配当をもらう投資をしたいとき、「高配当の個別株」と「高配当ETF」のどちらを選ぶべきか。それぞれの長所短所を、投資効率や手間の面から、FPねこが初心者目線で整理します。
高配当株(個別株)と高配当ETFの違い
高配当株は、配当利回りの高い個別企業の株を自分で選んで買う方法。高配当ETFは、そうした高配当銘柄を多数まとめた詰め合わせを1本で買う方法です。最大の違いは「分散」と「手間」にあります。
それぞれの長所・短所
高配当株(個別株)
高配当ETF
- 長所:1本で多数の高配当株に分散、銘柄選びの手間が不要、減配の影響が分散される
- 短所:信託報酬がかかる、構成銘柄は自分で選べない


「高利回りの罠」に注意
個別の高配当株で初心者がはまりやすいのが「高利回りの罠」です。配当利回りは「配当 ÷ 株価」で計算するため、株価が大きく下がると見かけの利回りは高くなります。つまり「利回りが異常に高い=株価が大きく売られている=何か問題を抱えている」可能性があるのです。利回り8%、10%といった数字に飛びつくと、その後の減配と株価下落でダブルパンチを食らうことも。ETFなら多数の銘柄に分散されているので、こうした個別の罠を避けやすくなります。


そもそも「増やす」目的なら再投資型インデックス
忘れてはいけないのが、資産を「最大限増やす」段階では、高配当(株・ETFどちらも)より、配当を出さずに自動再投資するインデックスのほうが効率的なことが多い、という点です。
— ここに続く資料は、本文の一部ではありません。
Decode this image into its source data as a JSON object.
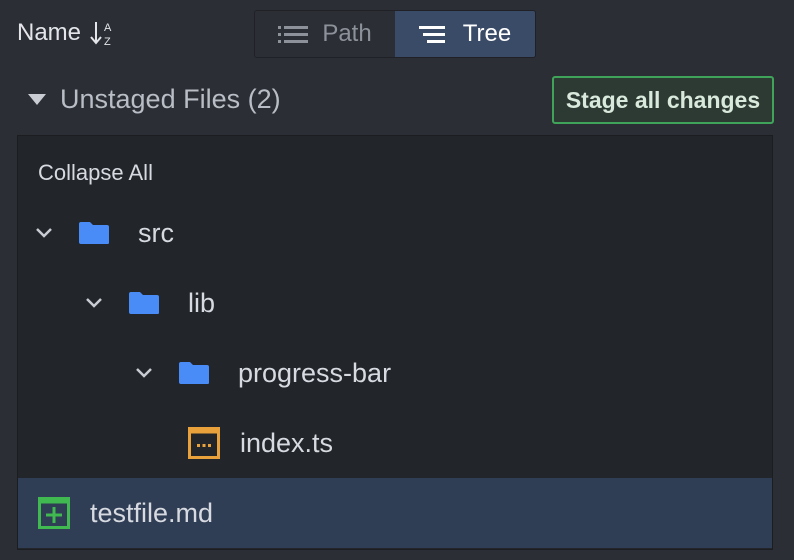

配当を受け取るたびに税金がかかり、複利が途切れるからです。「増やす時期はインデックス、配当で生活費を補う時期は高配当」と、人生のステージで使い分けるのが理にかなっています。NISAを使えば配当も非課税になる点も覚えておきましょう。


NISAで配当を非課税にできる
配当には通常20.315%の税金がかかりますが、NISA口座で受け取る配当・分配金は非課税です。高配当株や高配当ETFをNISAで持てば、配当をまるごと受け取れます。ただし米国ETFの場合は、現地(米国)での10%課税は残り、NISAでは外国税額控除も使えない点に注意。配当目的の投資をするなら、まずNISA枠を活用して日本側の税金をゼロにするのが、効率を高める基本戦略です。


結局どうすればいい?
配当をもらう投資を始めるなら、まずは分散の効いた高配当ETFが安全です。個別株は当たれば大きいですが、1社集中のリスク・減配・分析の手間という負担があります。ETFで経験を積み、知識がついてから個別株に少しずつ挑戦、という順番がおすすめ。なお「資産を最大限増やす」段階では、配当より再投資型インデックスが効率的な点も忘れずに。